Катя, учительница в Ижме, была второй замужней дочерью Алексея Ивановича и Натальи Викентьевны. Старшая дочь жила в Харькове за богатым архитектором Гапоновым. Катя же полюбила крутонравного Андрея Норицына из зырянского рода Семяшкиных, бывших когда-то бурлаками чердынцев Алиных. Отец Андрея — Пэтер Норица — каким-то образом собрал денег на маленький пароход «Печору», нанял Бурмантова, перевез судно на лошадях из Камы на Печору и повесил на свой дом огромную вывеску: «Пароходство Норицын и К°». Ижемцем Семяшкиным Пэтер, по прозвищу Норица, оставаться расхотел, потому выхлопотал себе паспорт на фамилию Норицына и выискал себе русскую жену. К тому времени, как Норицыны породнились с исправником, они завезли с Камы еще два буксирных парохода: «Ижма» и «Помощник». У исправника же Рогачева, содержавшего пятерых дочерей и сына только на жалованье, особого выбора и не было, замужество Кати казалось выгодным; поспели для замужества и последние дочки: двадцатилетняя Вера и восемнадцатилетняя Лида. Подрастала младшая Наташа.

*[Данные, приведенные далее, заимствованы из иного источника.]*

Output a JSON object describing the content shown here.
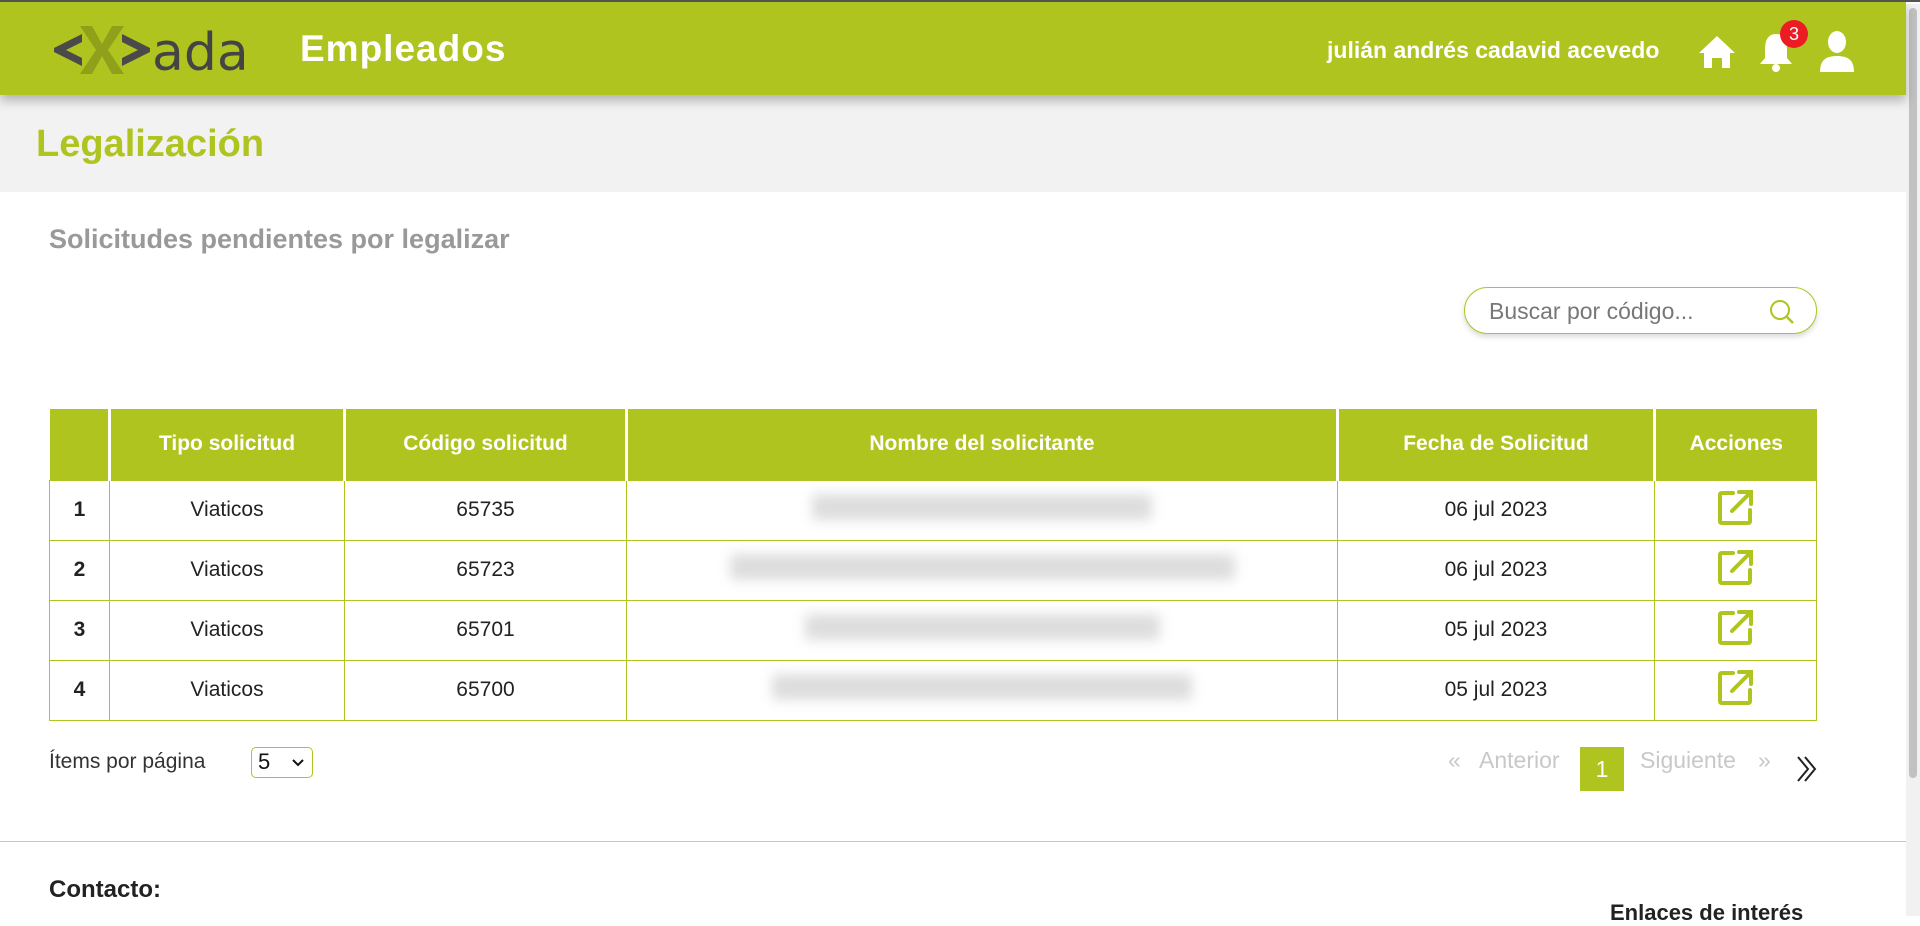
{
  "header": {
    "app_title": "Empleados",
    "user_name": "julián andrés cadavid acevedo",
    "notifications_count": "3",
    "logo_text": "ada",
    "brand_color": "#b0c41f",
    "icons": [
      "home-icon",
      "bell-icon",
      "user-icon"
    ]
  },
  "page": {
    "title": "Legalización",
    "subtitle": "Solicitudes pendientes por legalizar"
  },
  "search": {
    "placeholder": "Buscar por código..."
  },
  "table": {
    "columns": [
      "",
      "Tipo solicitud",
      "Código solicitud",
      "Nombre del solicitante",
      "Fecha de Solicitud",
      "Acciones"
    ],
    "rows": [
      {
        "n": "1",
        "tipo": "Viaticos",
        "codigo": "65735",
        "fecha": "06 jul 2023"
      },
      {
        "n": "2",
        "tipo": "Viaticos",
        "codigo": "65723",
        "fecha": "06 jul 2023"
      },
      {
        "n": "3",
        "tipo": "Viaticos",
        "codigo": "65701",
        "fecha": "05 jul 2023"
      },
      {
        "n": "4",
        "tipo": "Viaticos",
        "codigo": "65700",
        "fecha": "05 jul 2023"
      }
    ]
  },
  "pagination": {
    "items_label": "Ítems por página",
    "items_value": "5",
    "first": "«",
    "prev": "Anterior",
    "current": "1",
    "next": "Siguiente",
    "last": "»",
    "end": "»"
  },
  "footer": {
    "contact": "Contacto:",
    "links": "Enlaces de interés"
  }
}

— Когда хоть вернутся-то, Вера? — обреченно опустился на стул Нечаев.
— На две недели поехали... Что стряслось, дядя Арся? Банк обокрали?
— Хуже, дева, хуже: жизнь людскую воруют, крылья обрезают... Помнишь «горку-то» прошлу? Студента-то питерского?
— Андрюшу? Журавского?
— Его, его, сердешного. Тафтин с Крыковым схватили нонь на пароходе, да в клоповник...
— Что ж вы, дядя Арся, сидите-то?! Идемте к Крыкову, — засуетилась Вера.
— Без пользы: пьян, куражится на пароходе... В Ижму, дочи, надо ехать, к исправнику, к отцу твоему... Он не закоростился. Пойду собираться на утро, а ты, дева, сходи...
— Я поеду, я! — закружилась Вера по комнате. — Помогите, помогите, дядя Арся, добраться до Ижмы... Я должна выехать сегодня, сейчас!
— Видать, припекло сердечко-то, — внимательно посмотрел на Веру казначей. — Может, оно так-то и лучше... Собирайся, пойду заказывать лошадей. Провожатым тебе будет Никифор — у него тож сердце болью о Журавском заполнено. Да и Алексею Иванычу лучше его об Андрее не обсказать — бумагу какую-то Тафтин ему на пароходе подсунул, да и велел правду о самоди написать... Вот она, правда-то, куда прячется — в клоповник... Как сберешься, дева, прибегай ко мне.